You can replicate our experiments by looking at the files ./bin/run_main_experiments, ./bin/run_ablations, and ./bin/run_other_models (more instruction in those files). Once you run these experiments, you should obtain the following folder structure

./outputs
├── ablations
│   ├── anchor_strategy
│   │   ├── bert-base-uncased_anchoral_badge_2023-12-08T18-23-01_36952945_1
│   │   ├── bert-base-uncased_anchoral_badge_2023-12-08T18-23-01_36952945_2
│   │   ├── ...
│   ├── num_anchors
│   └── num_neighbours
├── main
│   ├── agnews-business-.01
│   ├── amazon-agri
│   ├── amazon-multi
│   └── wikitoxic-.01
└── other_models
    ├── albert-base-v2
    ├── bert-tiny
    ├── deberta-v3-base
    ├── gpt2
    └── t5-base

Each run has the following folder structure

├── active_train.log
├── .early_stopping.jsonl
├── hparams.yaml
├── logs
│   ├── labelled_dataset.parquet
│   ├── ... (optionally, based on the strategy)
├── tb_logs
│   └── version_0
│       └── events.out.tfevents.xxx
└── tensorboard_logs.parquet

If you limit the time of each run, it can happen that some files are not deleted and tensorboard logs are not exported to parquet. In those cases, use the ./notebooks/01_check_runs.ipynb to manually export it and possibly delete other (big) files and folders (e.g., .checkpoints and model_cache) that are not needed.

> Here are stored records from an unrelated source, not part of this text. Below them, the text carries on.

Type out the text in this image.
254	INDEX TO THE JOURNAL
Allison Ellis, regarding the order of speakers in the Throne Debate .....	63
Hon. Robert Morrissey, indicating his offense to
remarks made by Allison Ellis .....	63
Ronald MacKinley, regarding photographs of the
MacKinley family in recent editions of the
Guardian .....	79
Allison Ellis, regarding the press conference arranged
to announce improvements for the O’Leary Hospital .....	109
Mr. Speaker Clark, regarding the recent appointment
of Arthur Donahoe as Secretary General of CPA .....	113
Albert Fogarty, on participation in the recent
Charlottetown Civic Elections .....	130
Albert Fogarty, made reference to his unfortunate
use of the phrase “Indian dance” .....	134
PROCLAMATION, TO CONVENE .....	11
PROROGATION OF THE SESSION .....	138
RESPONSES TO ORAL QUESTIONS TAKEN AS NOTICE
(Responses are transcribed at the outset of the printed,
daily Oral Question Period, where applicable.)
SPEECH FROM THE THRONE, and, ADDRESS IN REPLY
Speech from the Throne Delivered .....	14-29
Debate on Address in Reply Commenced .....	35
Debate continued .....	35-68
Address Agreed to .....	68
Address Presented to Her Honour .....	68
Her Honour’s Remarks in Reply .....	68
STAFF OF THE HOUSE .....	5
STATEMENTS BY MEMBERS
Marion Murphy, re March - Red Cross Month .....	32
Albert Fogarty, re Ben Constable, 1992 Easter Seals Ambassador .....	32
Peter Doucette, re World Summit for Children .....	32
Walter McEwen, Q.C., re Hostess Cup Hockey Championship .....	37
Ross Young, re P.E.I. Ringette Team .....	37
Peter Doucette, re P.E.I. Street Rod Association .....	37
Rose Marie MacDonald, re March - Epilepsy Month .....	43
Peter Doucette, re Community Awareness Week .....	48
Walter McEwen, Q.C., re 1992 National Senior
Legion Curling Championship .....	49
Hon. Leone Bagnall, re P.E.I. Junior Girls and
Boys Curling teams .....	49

If you want to run new experiments, consider that we use hydra for configuration. Thus, to run more experiments in parallel, you can assign comma-separate options, e.g. SEEDS=654321,123456.

# select from: 654321, 123456
SEEDS=654321

# select from: agnews_business, amazon_agri,amazon_multi, wikitoxic
DATASET=agnews_business

# select from: bert-base-uncased, bert-tiny, deberta-v3-base, albert-base-v2, gpt2, t5-base
MODEL=bert-base-uncased

# select from: {anchoral, randomsubset, seals}_{entropy, badge, ftbertkm} or random
STRATEGY=anchoral_entropy

# assign a name to the experiment
EXPERIMENT_GROUP=main

# run experiment
poetry run python ./scripts/active_train.py -m \
    experiment_group=$EXPERIMENT_GROUP \
    model.name=$MODEL \
    dataset=$DATASET \
    strategy=$STRATEGY \
    data.seed=$SEEDS \
    model.seed=$SEEDS \
    active_data.seed=$SEEDS

You might need to modify the configurations and include the absolute path to your data (if you use slurm, check also the conf/launcher/slurm.yaml/ file). The key to edit is data_path: <add path>.

Step 4: Analysis

Once you have run the experiments and created the correct folder structure, as decribed in the previous section, you can run the analysis.

First, run the notebooks/01_check_runs.ipynb to make sure that each run has the necessary files to run the analysis. Importantly, you need the tensorboard_logs.parquet files. If your run exited before exporting the tensorboard logs to parquet, you can use the notebook to do that.

Second, once you have all the tensorboard_logs.parquet files for each run, you can export the necessary metrics from them. To do this, use the notebooks/03_export_experiments.ipynb. It will create files into the results/ folder. This artefacts, will be used in the analysis.

Finally, once you have all the artefacts in the results/ folder, you can run the analysis. You can do this by running the notebooks/04_analysis.ipynb notebooks which creates the tables and plots used in the paper.